That being said, I’ve checked (and tried) these actions and it adds a great deal of noise to the picture. As a result, my ISO 800 pictures now really looked like ISO 800 pictures.

I use a similar technique, which I got from Scott Kelby’s "Photoshop Book for Digital Photographers", envolving the LAB color mode, and I get more subtle and better looking results. And
I can apply it two times (sometimes even three) without adding noise or damaging the picture otherwise. Here the text version of this action :

Action: Lab Sharpen
Convert Mode
To: Lab color mode
Select lightness channel
Unsharp Mask
Amount: 85%
Radius: 1 pixels
Threshold: 4
Convert Mode
To: RGB color mode

Just a short explanation for those using Elements : LAB color mode divides the image in 3 layers, one of them being the Lightness channel. This is where the sharpening is done, on the lightness element of the pictures.

Ray
LK
Leen_Koper
Oct 5, 2003
As LAB mode isn’t available to Elements users I usually do it this way: -duplicate layer
-from the filter menue: others (?) > highlights (?)at about 10% -enlarge image to 100%
-layers menue: choose hard light (?) and set the opacity somewhere between 30 and 70%

The (?) means I don’t know exactly the right words in English as I’m currently using the Dutch version.

Leen
R
Ray
Oct 5, 2003
Leen, I tried to locate a filter that would use percentage under the other and I can’t.
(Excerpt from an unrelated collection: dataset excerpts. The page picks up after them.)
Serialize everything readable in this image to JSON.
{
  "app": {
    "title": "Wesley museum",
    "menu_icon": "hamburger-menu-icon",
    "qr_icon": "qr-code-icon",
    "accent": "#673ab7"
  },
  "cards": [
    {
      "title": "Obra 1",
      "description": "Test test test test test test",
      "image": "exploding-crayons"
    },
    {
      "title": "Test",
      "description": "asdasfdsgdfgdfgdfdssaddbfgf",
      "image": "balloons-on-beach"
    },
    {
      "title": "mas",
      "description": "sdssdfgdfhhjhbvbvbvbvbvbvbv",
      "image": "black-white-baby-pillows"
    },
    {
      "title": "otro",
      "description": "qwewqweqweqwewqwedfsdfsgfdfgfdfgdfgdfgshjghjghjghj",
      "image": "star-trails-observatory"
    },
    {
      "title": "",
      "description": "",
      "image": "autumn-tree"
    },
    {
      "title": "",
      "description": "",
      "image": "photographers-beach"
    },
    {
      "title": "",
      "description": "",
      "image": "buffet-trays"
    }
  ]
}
Would it be
possible for you to tell which one, in numbers ? Like the 3rd one, for example.

Ray
LK
Leen_Koper
Oct 5, 2003
Ray, I apologise, it is "radius" instead of percentage. Sometimes you have built a routine for yourself and as soon as I see "10" I click OK without actually looking "10 what?"

It is the second from the top.

Leen
R
Ray
Oct 5, 2003
Ok, it’s the High Pass filter. It makes good results, but it also produces some color aberations, even at under 30%, especially between shadows and midtones. There are usages for this procedure, though, I am sure. Thanks for the information!

Ray
RL
Richard_Lynch
Oct 6, 2003
To separate Color from Luminosity (the essential difference in Lab mode)

1. Duplicate the background and set the mode to Luminosity.
2. Create a new layer between the background and new layer and fill with 50% gray.
3. Merge the Luminosity and Gray layers. Set the layer result to luminosity mode.

You can now use this like a Lab mode image by making color changes to the Background and tone changes to the Luminosity layer.

About reducing noise…creating edge masks using the Find Edges filter can help target the changes of your corrections to areas of the image that are not along edges — in that way, you can blur and still not lose definition in important detail.

Richard Lynch
T
Tel
Oct 7, 2003
Hi Grant et al,
If I may chip in…

I’d also add chromatic abberations and digital colour artefacts to your list. The former are frequently visible around for example leaves on a skyline (kind of red on one side and purple-ish on the other) and the latter may be seen in larger plain otherwise one colour areas for example sea, sky areas of clothing etc.

Digital colour artefacts arise, as I’m sure you know, from the fact that 4 pixels with different colour filters (rggb) are reconstituted into one output pixel with complete rgb values in the image output (ie one pixel of image memory comes from 4 pixels of different colours in the sensor and the artefacts arise as these pixels are not in exactly the same physical position in the sensor but the chip processor pretends that they do).
This is the reason I’m so eagerly waiting for the foveon x3 chip to become more widespread in use… sigh…incidentally the reason, I believe, why Canon have dumped the price of the EOS 300D, …the new chip is ready and has been in production for some time…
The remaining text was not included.